You may safely use any libgit2 object from any thread, though there may be issues depending on the cryptographic libraries libgit2 or its dependencies link to (more on this later). For libgit2 itself, provided you take the following into consideration you won't run into issues:
Use an object from a single thread at a time. Most data structures do not guard against concurrent access themselves. This is because they are rarely used in isolation and it makes more sense to synchronize access via a larger lock or similar mechanism.
There are some objects which are read-only/immutable and are thus safe to share across threads, such as references and configuration snapshots.
The error message is thread-local. The
giterr_last() call must happen on the same thread as the error in order to get the message. Often this will be the case regardless, but if you use something like the GCD on Mac OS X (where code is executed on an arbitrary thread), the code must make sure to retrieve the error code on the thread where the error happened.
When built as a native Windows DLL, libgit2 uses WinCNG and WinHTTP, both of which are thread-safe. You do not need to do anything special.
When using libssh2 which itself uses WinCNG, there are no special steps necessary. If you are using a MinGW or similar environment where libssh2 uses OpenSSL or libgcrypt, then the general case affects you.
By default we use libcurl to perform the encryption. The system-provided libcurl uses SecureTransport, so no special steps are necessary. If you link against another libcurl (e.g. from homebrew) refer to the general case.
If the option to use libcurl was deactivated, the library makes use of CommonCrypto and SecureTransport for cryptographic support. These are thread-safe and you do not need to do anything special.
Note that libssh2 may still use OpenSSL itself. In that case, the general case still affects you if you use ssh.
By default we use libcurl, which has its own .
If libcurl was not found or was disabled, libgit2 uses OpenSSL to be able to use HTTPS as a transport. This library is made to be thread-implementation agnostic, and the users of the library must set which locking function it should use. This means that libgit2 cannot know what to set as the user of libgit2 may use OpenSSL independently and the locking settings must survive libgit2 shutting down.

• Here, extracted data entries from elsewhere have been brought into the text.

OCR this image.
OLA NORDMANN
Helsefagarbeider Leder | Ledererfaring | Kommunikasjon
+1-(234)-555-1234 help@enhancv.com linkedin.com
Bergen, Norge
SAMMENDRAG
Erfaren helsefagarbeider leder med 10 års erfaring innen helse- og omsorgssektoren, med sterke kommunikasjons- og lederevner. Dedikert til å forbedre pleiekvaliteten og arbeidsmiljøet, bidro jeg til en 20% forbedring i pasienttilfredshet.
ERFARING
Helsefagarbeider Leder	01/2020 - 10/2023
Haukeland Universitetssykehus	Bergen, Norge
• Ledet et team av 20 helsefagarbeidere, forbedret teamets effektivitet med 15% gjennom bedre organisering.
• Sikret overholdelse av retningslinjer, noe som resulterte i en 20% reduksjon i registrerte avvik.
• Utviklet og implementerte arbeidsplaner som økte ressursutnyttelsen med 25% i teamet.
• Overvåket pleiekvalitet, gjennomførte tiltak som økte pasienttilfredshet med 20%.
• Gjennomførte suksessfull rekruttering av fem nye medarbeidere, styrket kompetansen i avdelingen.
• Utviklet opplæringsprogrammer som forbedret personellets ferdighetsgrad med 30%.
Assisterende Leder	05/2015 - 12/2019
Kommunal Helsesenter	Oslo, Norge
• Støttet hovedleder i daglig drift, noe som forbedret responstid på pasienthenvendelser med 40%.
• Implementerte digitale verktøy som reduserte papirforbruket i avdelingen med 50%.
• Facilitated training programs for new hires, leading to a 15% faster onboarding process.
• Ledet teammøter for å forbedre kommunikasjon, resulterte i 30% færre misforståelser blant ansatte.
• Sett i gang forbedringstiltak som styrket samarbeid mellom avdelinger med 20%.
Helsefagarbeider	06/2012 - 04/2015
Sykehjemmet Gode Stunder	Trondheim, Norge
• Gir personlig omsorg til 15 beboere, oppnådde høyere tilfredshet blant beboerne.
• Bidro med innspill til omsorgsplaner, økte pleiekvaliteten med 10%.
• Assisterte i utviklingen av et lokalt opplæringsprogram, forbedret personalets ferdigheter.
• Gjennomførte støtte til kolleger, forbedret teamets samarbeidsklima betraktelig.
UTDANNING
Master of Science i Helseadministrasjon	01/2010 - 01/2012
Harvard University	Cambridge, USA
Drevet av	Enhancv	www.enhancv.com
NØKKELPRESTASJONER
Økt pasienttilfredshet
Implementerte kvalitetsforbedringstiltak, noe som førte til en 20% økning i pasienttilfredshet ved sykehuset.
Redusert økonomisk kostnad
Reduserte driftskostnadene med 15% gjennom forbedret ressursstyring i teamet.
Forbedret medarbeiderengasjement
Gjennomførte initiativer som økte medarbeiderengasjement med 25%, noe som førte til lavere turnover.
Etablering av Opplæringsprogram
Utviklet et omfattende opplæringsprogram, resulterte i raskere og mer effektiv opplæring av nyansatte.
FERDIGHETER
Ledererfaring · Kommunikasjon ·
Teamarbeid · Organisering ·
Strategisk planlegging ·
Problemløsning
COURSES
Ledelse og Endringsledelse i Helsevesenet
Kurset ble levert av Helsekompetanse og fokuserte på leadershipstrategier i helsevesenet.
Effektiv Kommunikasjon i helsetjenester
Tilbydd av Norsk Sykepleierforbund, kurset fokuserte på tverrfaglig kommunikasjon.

libgit2 does provide a last-resort convenience function
git_openssl_set_locking() (available in
sys/openssl.h) to use the platform-native mutex mechanisms to perform the locking, which you may rely on if you do not want to use OpenSSL outside of libgit2, or you know that libgit2 will outlive the rest of the operations. It is not safe to use OpenSSL multi-threaded after libgit2's shutdown function has been called.
If your programming language offers a package/bindings for OpenSSL, you should very strongly prefer to use that in order to set up locking, as they provide a level of coördination which is impossible when using this function.
See the OpenSSL documentation on threading for more details.
Be also aware that libgit2 does not always link against OpenSSL if there are alternatives provided by the system.
libssh2 may be linked against OpenSSL or libgcrypt. If it uses OpenSSL, you only need to set up threading for OpenSSL once and the above paragraphs are enough. If it uses libgcrypt, then you need to set up its locking before using it multi-threaded. libgit2 has no direct connection to libgcrypt and thus has not convenience functions for it (but libgcrypt has macros). Read libgcrypt's threading documentation for more information
It is your responsibility as an application author or packager to know what your dependencies are linked against and to take the appropriate steps to ensure the cryptographic libraries are thread-safe. We agree that this situation is far from ideal but at this time it is something the application authors need to deal with.